Galust Sahakian of the Miasnutyun (Unity) faction said that the alliance of 13 opposition parties which disrupted the parliament proceedings was manipulated by external forces intent on destabilizing the political situation in Armenia. Although Sahakian refused to name them, he was understood to refer to either Russia or the United States -- the two most influential external players in the region.
"They don't need stability in the South Caucasus," he charged. "They can do what they want in Georgia and Azerbaijan, but not in Armenia."
Sahakian, who is a close ally of Prime Minister Andranik Markarian, was speaking to reporters after three days of fierce political battles over opposition attempts to have the parliament consider the possibility of impeaching Kocharian. Opposition deputies seized the National Assembly's main rostrum on Monday and prevented everyone else from speaking from there, after speaker Armen Khachatrian rejected their demands to place the issue on the agenda.
Miasnutyun and other pro-presidential factions, including that of the influential Armenian Revolutionary Federation (Dashnaktsutyun) party, were also strongly opposed to an impeachment debate. They say that opposition claims that Kocharian has repeatedly violated the Armenian constitution are baseless and should not be even discussed.
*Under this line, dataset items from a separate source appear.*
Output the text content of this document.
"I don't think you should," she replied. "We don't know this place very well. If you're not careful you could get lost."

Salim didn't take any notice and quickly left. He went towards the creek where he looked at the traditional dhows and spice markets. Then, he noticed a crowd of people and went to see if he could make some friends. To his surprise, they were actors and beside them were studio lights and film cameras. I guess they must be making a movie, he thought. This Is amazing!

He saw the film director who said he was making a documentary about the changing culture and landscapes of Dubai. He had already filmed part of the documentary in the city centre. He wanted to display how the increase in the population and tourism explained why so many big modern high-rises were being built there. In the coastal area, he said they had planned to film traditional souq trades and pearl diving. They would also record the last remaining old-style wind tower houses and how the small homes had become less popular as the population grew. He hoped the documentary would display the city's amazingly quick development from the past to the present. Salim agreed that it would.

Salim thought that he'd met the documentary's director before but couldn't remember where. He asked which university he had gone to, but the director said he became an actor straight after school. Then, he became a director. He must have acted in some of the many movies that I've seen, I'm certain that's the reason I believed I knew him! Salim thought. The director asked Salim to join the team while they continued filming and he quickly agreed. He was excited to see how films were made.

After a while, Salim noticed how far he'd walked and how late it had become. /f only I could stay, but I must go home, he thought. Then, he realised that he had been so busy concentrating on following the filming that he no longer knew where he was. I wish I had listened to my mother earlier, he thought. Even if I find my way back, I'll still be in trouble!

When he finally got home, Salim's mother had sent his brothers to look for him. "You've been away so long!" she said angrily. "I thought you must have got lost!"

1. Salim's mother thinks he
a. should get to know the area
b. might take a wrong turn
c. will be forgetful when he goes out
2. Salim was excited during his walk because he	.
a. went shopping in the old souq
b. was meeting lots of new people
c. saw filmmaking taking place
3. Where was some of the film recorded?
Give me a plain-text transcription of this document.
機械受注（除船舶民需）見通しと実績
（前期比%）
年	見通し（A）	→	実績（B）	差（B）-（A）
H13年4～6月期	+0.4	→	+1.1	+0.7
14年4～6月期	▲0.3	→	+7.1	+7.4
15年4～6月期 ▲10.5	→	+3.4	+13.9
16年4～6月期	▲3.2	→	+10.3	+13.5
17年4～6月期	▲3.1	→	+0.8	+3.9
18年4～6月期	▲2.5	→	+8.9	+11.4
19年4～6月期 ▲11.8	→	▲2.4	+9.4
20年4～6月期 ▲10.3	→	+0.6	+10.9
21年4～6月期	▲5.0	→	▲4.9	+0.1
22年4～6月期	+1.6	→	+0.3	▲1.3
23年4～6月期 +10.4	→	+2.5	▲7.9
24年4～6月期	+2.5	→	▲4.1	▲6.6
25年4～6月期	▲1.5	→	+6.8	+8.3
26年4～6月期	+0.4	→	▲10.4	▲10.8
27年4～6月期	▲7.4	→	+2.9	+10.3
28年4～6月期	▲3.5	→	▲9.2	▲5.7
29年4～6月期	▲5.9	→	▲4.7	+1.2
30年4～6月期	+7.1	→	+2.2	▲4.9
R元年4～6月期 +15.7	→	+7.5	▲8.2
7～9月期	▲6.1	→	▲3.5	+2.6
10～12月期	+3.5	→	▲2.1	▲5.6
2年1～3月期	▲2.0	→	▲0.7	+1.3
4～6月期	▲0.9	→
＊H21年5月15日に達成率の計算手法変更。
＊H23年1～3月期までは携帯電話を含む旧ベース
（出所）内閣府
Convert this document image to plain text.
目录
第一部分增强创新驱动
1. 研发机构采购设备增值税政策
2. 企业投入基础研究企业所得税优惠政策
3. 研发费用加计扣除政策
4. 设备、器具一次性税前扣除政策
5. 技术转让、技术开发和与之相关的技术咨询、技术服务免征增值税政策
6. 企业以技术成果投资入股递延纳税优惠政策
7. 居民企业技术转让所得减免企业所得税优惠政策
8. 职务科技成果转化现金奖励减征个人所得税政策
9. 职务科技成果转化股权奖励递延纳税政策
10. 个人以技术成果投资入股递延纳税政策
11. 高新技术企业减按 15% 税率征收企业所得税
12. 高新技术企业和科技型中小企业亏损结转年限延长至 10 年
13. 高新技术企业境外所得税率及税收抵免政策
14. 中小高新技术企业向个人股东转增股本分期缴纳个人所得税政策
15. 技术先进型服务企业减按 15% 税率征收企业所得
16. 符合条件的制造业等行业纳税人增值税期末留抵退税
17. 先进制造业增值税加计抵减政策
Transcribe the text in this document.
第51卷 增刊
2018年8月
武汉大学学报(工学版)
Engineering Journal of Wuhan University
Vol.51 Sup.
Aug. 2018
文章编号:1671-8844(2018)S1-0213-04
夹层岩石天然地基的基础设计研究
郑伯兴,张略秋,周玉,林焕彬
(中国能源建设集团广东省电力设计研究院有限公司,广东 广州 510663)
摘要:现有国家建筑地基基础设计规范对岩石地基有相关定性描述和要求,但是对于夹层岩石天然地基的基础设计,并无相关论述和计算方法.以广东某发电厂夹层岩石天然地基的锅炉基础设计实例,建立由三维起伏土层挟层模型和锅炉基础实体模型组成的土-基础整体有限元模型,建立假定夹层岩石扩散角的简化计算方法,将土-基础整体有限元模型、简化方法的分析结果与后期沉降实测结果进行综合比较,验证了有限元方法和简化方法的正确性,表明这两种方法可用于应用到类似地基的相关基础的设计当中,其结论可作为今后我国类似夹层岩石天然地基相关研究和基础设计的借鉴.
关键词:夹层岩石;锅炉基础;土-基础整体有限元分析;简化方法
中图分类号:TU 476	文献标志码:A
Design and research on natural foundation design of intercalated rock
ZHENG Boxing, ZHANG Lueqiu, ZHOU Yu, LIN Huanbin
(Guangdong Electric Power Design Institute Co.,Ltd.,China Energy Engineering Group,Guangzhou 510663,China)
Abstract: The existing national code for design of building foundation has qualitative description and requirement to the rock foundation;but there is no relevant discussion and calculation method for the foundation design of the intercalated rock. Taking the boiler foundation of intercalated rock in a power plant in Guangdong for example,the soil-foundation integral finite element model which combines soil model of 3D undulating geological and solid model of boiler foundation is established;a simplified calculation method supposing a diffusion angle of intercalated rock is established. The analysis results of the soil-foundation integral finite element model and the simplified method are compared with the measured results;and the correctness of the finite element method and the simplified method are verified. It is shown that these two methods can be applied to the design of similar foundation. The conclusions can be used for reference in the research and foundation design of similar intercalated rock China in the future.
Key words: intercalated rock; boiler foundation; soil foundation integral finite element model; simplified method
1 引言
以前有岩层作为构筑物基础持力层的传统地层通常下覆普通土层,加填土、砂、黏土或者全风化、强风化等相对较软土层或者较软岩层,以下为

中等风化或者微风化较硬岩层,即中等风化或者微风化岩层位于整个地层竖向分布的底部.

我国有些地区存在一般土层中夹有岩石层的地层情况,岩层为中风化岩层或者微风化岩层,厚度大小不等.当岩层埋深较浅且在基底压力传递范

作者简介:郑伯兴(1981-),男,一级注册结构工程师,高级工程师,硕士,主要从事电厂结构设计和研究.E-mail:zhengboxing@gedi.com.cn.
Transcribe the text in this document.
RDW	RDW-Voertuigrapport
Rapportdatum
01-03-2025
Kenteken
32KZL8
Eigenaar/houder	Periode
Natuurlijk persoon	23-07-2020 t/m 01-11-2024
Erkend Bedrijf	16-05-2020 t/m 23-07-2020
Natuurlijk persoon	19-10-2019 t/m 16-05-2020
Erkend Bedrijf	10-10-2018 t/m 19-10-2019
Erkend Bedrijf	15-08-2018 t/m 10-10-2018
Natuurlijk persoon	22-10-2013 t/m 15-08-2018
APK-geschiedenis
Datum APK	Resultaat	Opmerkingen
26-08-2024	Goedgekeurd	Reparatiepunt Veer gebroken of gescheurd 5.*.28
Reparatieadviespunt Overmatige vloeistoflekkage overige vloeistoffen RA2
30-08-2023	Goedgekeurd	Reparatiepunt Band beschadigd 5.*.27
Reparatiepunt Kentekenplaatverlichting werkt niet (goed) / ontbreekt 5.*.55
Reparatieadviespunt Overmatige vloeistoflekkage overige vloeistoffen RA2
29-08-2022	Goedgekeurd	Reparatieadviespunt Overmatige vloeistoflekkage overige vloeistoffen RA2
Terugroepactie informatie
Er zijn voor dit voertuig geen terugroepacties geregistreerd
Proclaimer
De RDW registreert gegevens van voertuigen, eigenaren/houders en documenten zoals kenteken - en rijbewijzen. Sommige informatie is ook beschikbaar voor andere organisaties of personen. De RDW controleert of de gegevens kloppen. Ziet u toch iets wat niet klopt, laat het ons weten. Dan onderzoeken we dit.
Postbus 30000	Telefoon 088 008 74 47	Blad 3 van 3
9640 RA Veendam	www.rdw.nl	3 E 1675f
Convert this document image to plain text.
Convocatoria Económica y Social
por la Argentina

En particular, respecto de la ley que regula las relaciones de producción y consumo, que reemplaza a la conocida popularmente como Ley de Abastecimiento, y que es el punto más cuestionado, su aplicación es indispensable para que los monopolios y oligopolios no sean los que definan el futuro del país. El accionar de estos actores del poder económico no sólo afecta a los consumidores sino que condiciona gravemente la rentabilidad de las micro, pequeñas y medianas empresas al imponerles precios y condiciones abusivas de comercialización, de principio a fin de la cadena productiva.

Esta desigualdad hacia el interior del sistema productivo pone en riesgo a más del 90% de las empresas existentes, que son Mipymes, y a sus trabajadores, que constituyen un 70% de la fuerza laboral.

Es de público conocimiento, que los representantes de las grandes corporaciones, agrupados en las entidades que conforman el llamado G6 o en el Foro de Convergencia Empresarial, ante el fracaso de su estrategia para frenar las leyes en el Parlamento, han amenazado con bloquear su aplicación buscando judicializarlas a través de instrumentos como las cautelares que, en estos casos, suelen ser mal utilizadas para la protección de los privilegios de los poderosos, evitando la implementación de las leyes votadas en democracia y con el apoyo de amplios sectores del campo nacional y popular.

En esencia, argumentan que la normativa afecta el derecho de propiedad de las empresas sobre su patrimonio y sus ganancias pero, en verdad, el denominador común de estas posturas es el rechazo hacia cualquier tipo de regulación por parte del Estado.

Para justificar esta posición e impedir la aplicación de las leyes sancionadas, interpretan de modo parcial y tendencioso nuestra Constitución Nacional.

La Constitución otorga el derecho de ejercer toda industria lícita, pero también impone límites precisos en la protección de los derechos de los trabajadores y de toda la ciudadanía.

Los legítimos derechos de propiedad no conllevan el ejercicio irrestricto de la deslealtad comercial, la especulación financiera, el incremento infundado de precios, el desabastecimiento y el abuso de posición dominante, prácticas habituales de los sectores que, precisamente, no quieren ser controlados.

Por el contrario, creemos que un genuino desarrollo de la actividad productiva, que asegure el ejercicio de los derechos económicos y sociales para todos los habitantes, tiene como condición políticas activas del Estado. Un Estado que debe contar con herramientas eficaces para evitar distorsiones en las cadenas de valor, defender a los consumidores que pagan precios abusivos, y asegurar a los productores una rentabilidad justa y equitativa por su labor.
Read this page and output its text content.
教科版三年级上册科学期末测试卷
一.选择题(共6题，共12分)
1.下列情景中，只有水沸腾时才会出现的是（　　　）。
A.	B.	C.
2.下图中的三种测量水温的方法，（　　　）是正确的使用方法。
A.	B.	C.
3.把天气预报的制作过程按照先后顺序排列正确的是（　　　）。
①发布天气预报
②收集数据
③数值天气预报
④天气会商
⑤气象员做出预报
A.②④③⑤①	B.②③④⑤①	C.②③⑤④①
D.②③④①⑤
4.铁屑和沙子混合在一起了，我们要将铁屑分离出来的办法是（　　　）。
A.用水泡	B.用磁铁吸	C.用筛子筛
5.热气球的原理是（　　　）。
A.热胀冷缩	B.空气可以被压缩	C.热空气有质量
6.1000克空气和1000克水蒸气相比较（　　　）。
The row specifically centered on a clause in the parliamentary statutes allowing every deputy to force a debate on any issue under some circumstances, without having to obtain the consent of at least one-third of the lawmakers. Khachatrian and the majority argued that the provision is not applicable to this particular case.
The parliament went into summer recess on Wednesday, failing to overcome the unprecedented crisis and discuss issues remaining on the agenda of its spring session.
Meanwhile, the leader of another major parliamentary group, Hayastan, claimed on Thursday that during the standoff some pro-government deputies were "instructed" by the government to stoke tensions further and try to free the parliament podium by force. Miasnik Malkhasian said it was the presence of Hayastan deputies, who are affiliated with the influential Yerkrapah Union of Karabakh war veterans, that "restrained" them.
Hayastan members backed calls for an impeachment debate, although most of them are against Kocharian's resignation. But some of them did sign an opposition petition listing the legal grounds for his impeachment.
A leading Hayastan member, Hakob Hakobian, on Tuesday shouted abuse at the parliament majority after one of its members punched an opposition deputy occupying the rostrum. The parliament appeared to be on the brink of a mass brawl on that day.
Kocharian has blamed the turmoil on the opposition and threatened to take unspecified measures to restore order in the assembly.
His stance was backed by Dashnaktsutyun on Thursday. In a statement, the nationalist party's parliament faction urged the president and the parliament leadership to "remove the causes of the existing situation and protect the country's authority against illegal actions." Its leader, Aghvan Vartanian, denied that the statement amounted to a call for dissolving the parliament.